Oz e-comm providers losing ground

The cost and complexity of creating e-business applications is soaring and Australian e-commerce solution providers are losing ground to US competitors.

One reason for the high costs is the vendor market for e-business solutions remains highly fragmented and - in Asia Pacific at least - lacking in expertise, according to Gartner Group senior vice president of Asia Pacific operations, Bob Hayward.

Hayward was speaking at the group's annual Asia Pacific symposium yesterday.

Impressive proficiency in enterprise-capable solutions is being displayed by a number of young US companies such as Scient, Viant, US Web, Proxicom and Razorfish, Hayward said in his keynote speech that kicked off the three-day conference in Brisbane.

However, none of those vendors have yet established a presence in Australia, he told about 1700 conference delegates.

In terms of competing for e-commerce contracts, Australian suppliers were like "the local store trying to compete with Wal-Mart," he said.

About 80 per cent of Australian spending on e-business currently goes to US Websites and solution providers. Adding to the problem, Hayward said, Australian business managers have lagged behind their US counterparts in understanding the potential of e-business and local venture capitalists have not seized opportunities as vigorously as US capital providers.
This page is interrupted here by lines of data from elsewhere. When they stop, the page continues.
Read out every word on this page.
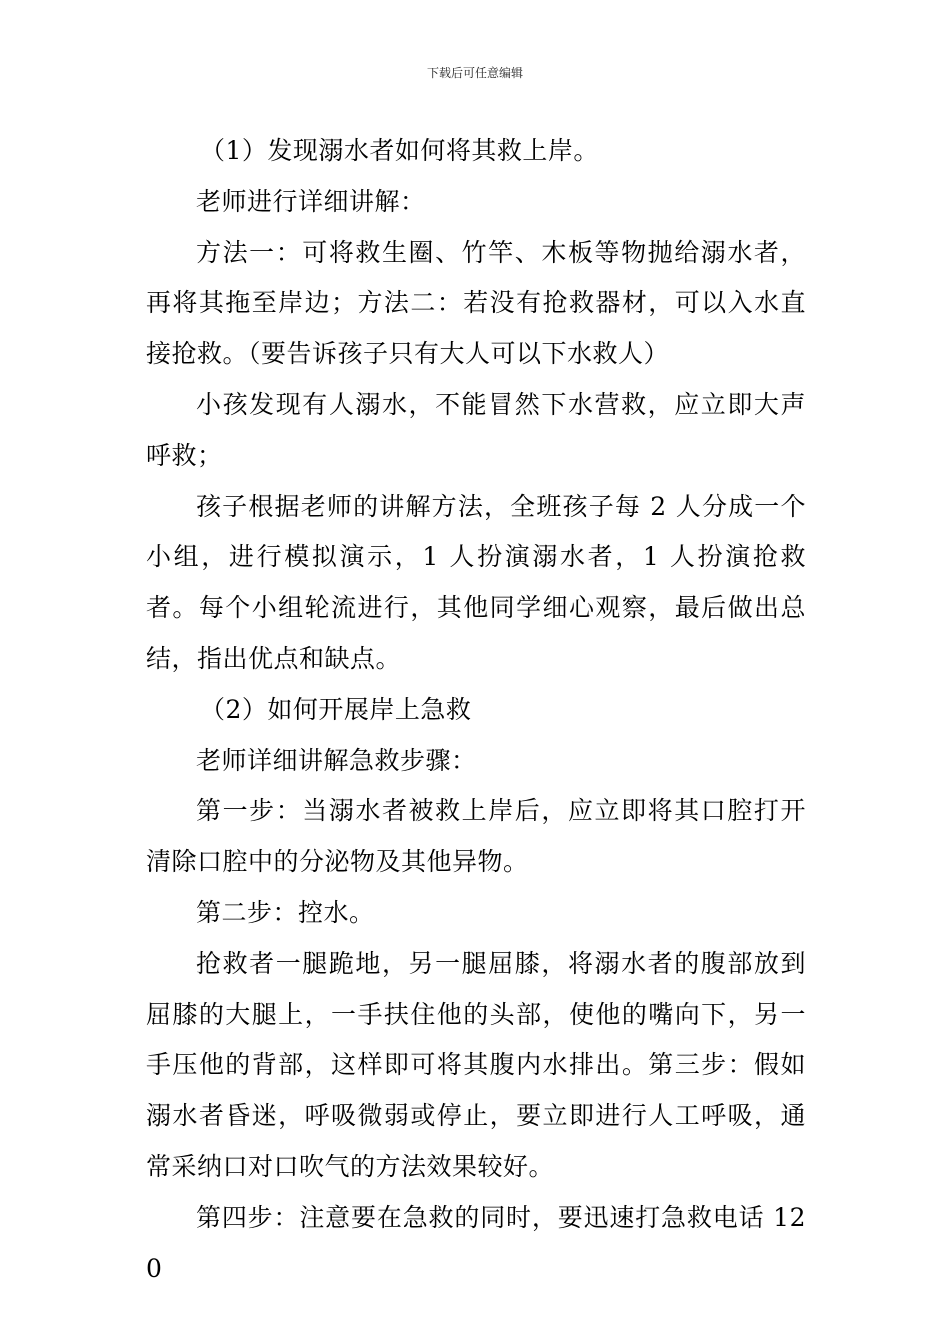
下载后可任意编辑

（1）发现溺水者如何将其救上岸。

老师进行详细讲解：

方法一：可将救生圈、竹竿、木板等物抛给溺水者，再将其拖至岸边；方法二：若没有抢救器材，可以入水直接抢救。（要告诉孩子只有大人可以下水救人）

小孩发现有人溺水，不能冒然下水营救，应立即大声呼救；

孩子根据老师的讲解方法，全班孩子每 2 人分成一个小组，进行模拟演示，1 人扮演溺水者，1 人扮演抢救者。每个小组轮流进行，其他同学细心观察，最后做出总结，指出优点和缺点。

（2）如何开展岸上急救

老师详细讲解急救步骤：

第一步：当溺水者被救上岸后，应立即将其口腔打开清除口腔中的分泌物及其他异物。

第二步：控水。

抢救者一腿跪地，另一腿屈膝，将溺水者的腹部放到屈膝的大腿上，一手扶住他的头部，使他的嘴向下，另一手压他的背部，这样即可将其腹内水排出。第三步：假如溺水者昏迷，呼吸微弱或停止，要立即进行人工呼吸，通常采纳口对口吹气的方法效果较好。

第四步：注意要在急救的同时，要迅速打急救电话 120
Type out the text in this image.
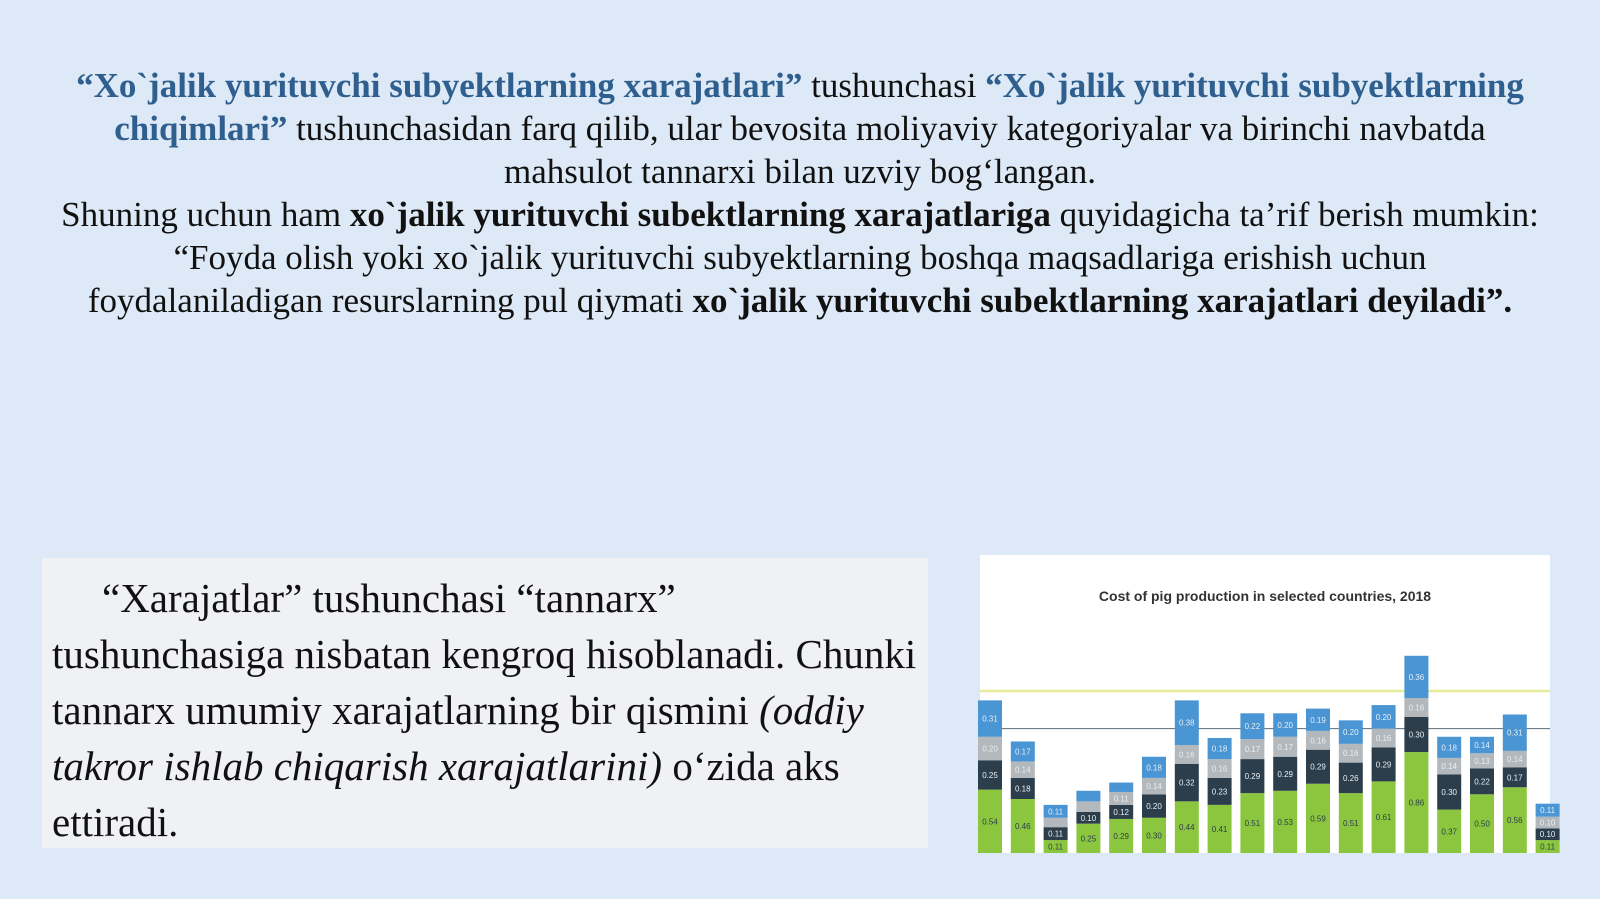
“Xo`jalik yurituvchi subyektlarning xarajatlari” tushunchasi “Xo`jalik yurituvchi subyektlarning chiqimlari” tushunchasidan farq qilib, ular bevosita moliyaviy kategoriyalar va birinchi navbatda mahsulot tannarxi bilan uzviy bog‘langan.
Shuning uchun ham xo`jalik yurituvchi subektlarning xarajatlariga quyidagicha ta’rif berish mumkin:
“Foyda olish yoki xo`jalik yurituvchi subyektlarning boshqa maqsadlariga erishish uchun foydalaniladigan resurslarning pul qiymati xo`jalik yurituvchi subektlarning xarajatlari deyiladi”.

“Xarajatlar” tushunchasi “tannarx” tushunchasiga nisbatan kengroq hisoblanadi. Chunki tannarx umumiy xarajatlarning bir qismini (oddiy takror ishlab chiqarish xarajatlarini) o‘zida aks ettiradi.	0.54
0.25
0.20
0.31
0.46
0.18
0.14
0.17
0.11
0.11
0.11
0.25
0.10
0.29
0.12
0.11
0.30
0.20
0.14
0.18
0.44
0.32
0.16
0.38
0.41
0.23
0.16
0.18
0.51
0.29
0.17
0.22
0.53
0.29
0.17
0.20
0.59
0.29
0.16
0.19
0.51
0.26
0.16
0.20
0.61
0.29
0.16
0.20
0.86
0.30
0.16
0.36
0.37
0.30
0.14
0.18
0.50
0.22
0.13
0.14
0.56
0.17
0.14
0.31
0.11
0.10
0.10
0.11
Cost of pig production in selected countries, 2018
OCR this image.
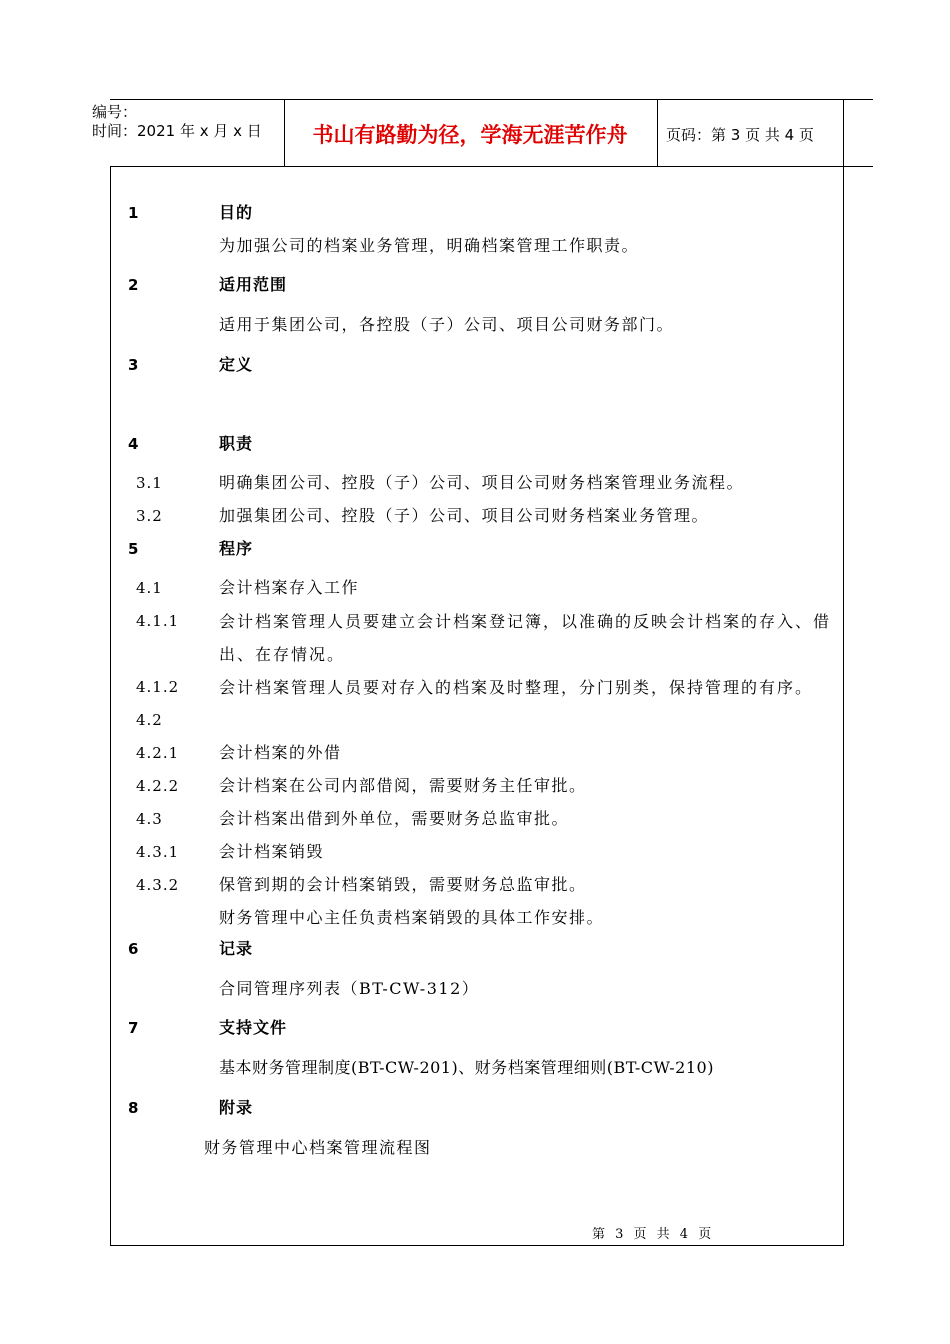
编号：
时间：2021 年 x 月 x 日	书山有路勤为径，学海无涯苦作舟	页码：第 3 页 共 4 页
1	目的
为加强公司的档案业务管理，明确档案管理工作职责。
2	适用范围
适用于集团公司，各控股（子）公司、项目公司财务部门。
3	定义
4	职责
3.1	明确集团公司、控股（子）公司、项目公司财务档案管理业务流程。
3.2	加强集团公司、控股（子）公司、项目公司财务档案业务管理。
5	程序
4.1	会计档案存入工作
4.1.1 会计档案管理人员要建立会计档案登记簿，以准确的反映会计档案的存入、借出、在存情况。
4.1.2 会计档案管理人员要对存入的档案及时整理，分门别类，保持管理的有序。
4.2
4.2.1 会计档案的外借
4.2.2 会计档案在公司内部借阅，需要财务主任审批。
4.3	会计档案出借到外单位，需要财务总监审批。
4.3.1 会计档案销毁
4.3.2 保管到期的会计档案销毁，需要财务总监审批。
财务管理中心主任负责档案销毁的具体工作安排。
6	记录
合同管理序列表（BT-CW-312）
7	支持文件
基本财务管理制度(BT-CW-201)、财务档案管理细则(BT-CW-210)
8	附录
财务管理中心档案管理流程图
第 3 页 共 4 页
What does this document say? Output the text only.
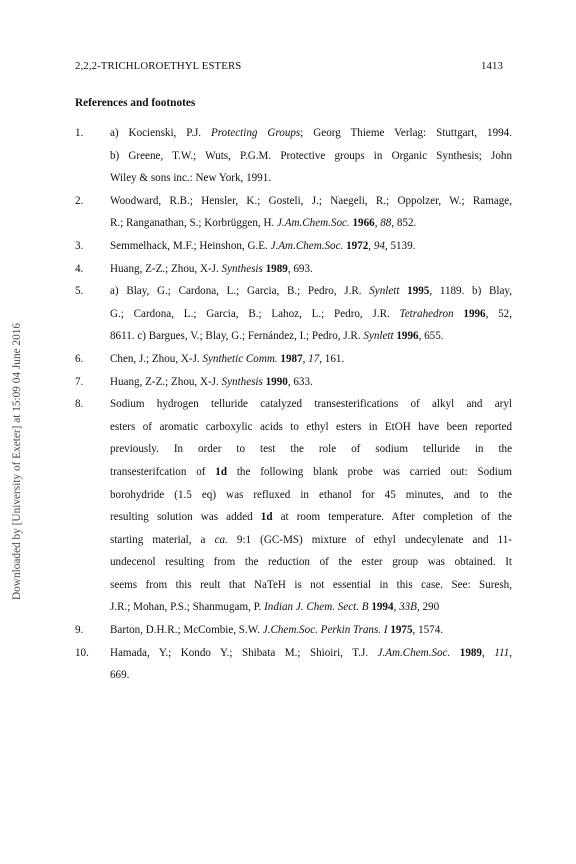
2,2,2-TRICHLOROETHYL ESTERS	1413
Downloaded by [University of Exeter] at 15:09 04 June 2016
References and footnotes
1. a) Kocienski, P.J. Protecting Groups; Georg Thieme Verlag: Stuttgart, 1994.
b) Greene, T.W.; Wuts, P.G.M. Protective groups in Organic Synthesis; John
Wiley & sons inc.: New York, 1991.
2. Woodward, R.B.; Hensler, K.; Gosteli, J.; Naegeli, R.; Oppolzer, W.; Ramage,
R.; Ranganathan, S.; Korbrüggen, H. J.Am.Chem.Soc. 1966, 88, 852.
3. Semmelhack, M.F.; Heinshon, G.E. J.Am.Chem.Soc. 1972, 94, 5139.
4. Huang, Z-Z.; Zhou, X-J. Synthesis 1989, 693.
5. a) Blay, G.; Cardona, L.; Garcia, B.; Pedro, J.R. Synlett 1995, 1189. b) Blay,
G.; Cardona, L.; Garcia, B.; Lahoz, L.; Pedro, J.R. Tetrahedron 1996, 52,
8611. c) Bargues, V.; Blay, G.; Fernández, I.; Pedro, J.R. Synlett 1996, 655.
6. Chen, J.; Zhou, X-J. Synthetic Comm. 1987, 17, 161.
7. Huang, Z-Z.; Zhou, X-J. Synthesis 1990, 633.
8. Sodium hydrogen telluride catalyzed transesterifications of alkyl and aryl
esters of aromatic carboxylic acids to ethyl esters in EtOH have been reported
previously. In order to test the role of sodium telluride in the
transesterifcation of 1d the following blank probe was carried out: Sodium
borohydride (1.5 eq) was refluxed in ethanol for 45 minutes, and to the
resulting solution was added 1d at room temperature. After completion of the
starting material, a ca. 9:1 (GC-MS) mixture of ethyl undecylenate and 11-
undecenol resulting from the reduction of the ester group was obtained. It
seems from this reult that NaTeH is not essential in this case. See: Suresh,
J.R.; Mohan, P.S.; Shanmugam, P. Indian J. Chem. Sect. B 1994, 33B, 290
9. Barton, D.H.R.; McCombie, S.W. J.Chem.Soc. Perkin Trans. I 1975, 1574.
10. Hamada, Y.; Kondo Y.; Shibata M.; Shioiri, T.J. J.Am.Chem.Soc. 1989, 111,
669.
At the same time, deploying applications to support e-business will prove at least twice as complex as implementing ERP environments, according to Gartner.

Costs are also rising as corporations enter later phases of Web-enabling their businesses.

The information or billboard sites that made up phase one typically cost $5000 to $50,000. That rose tenfold for phase two sites (intranet applications such as procurement and human resources) and will rise another ten-fold for phase three sites (integration of e-commerce features with legacy processes and systems), according to Gartner.

Phase four, an optimised e-business model requiring extensive business process revamping and ushering in advanced personalisation features for customers, could carry a price tag of $50 million to $150 million.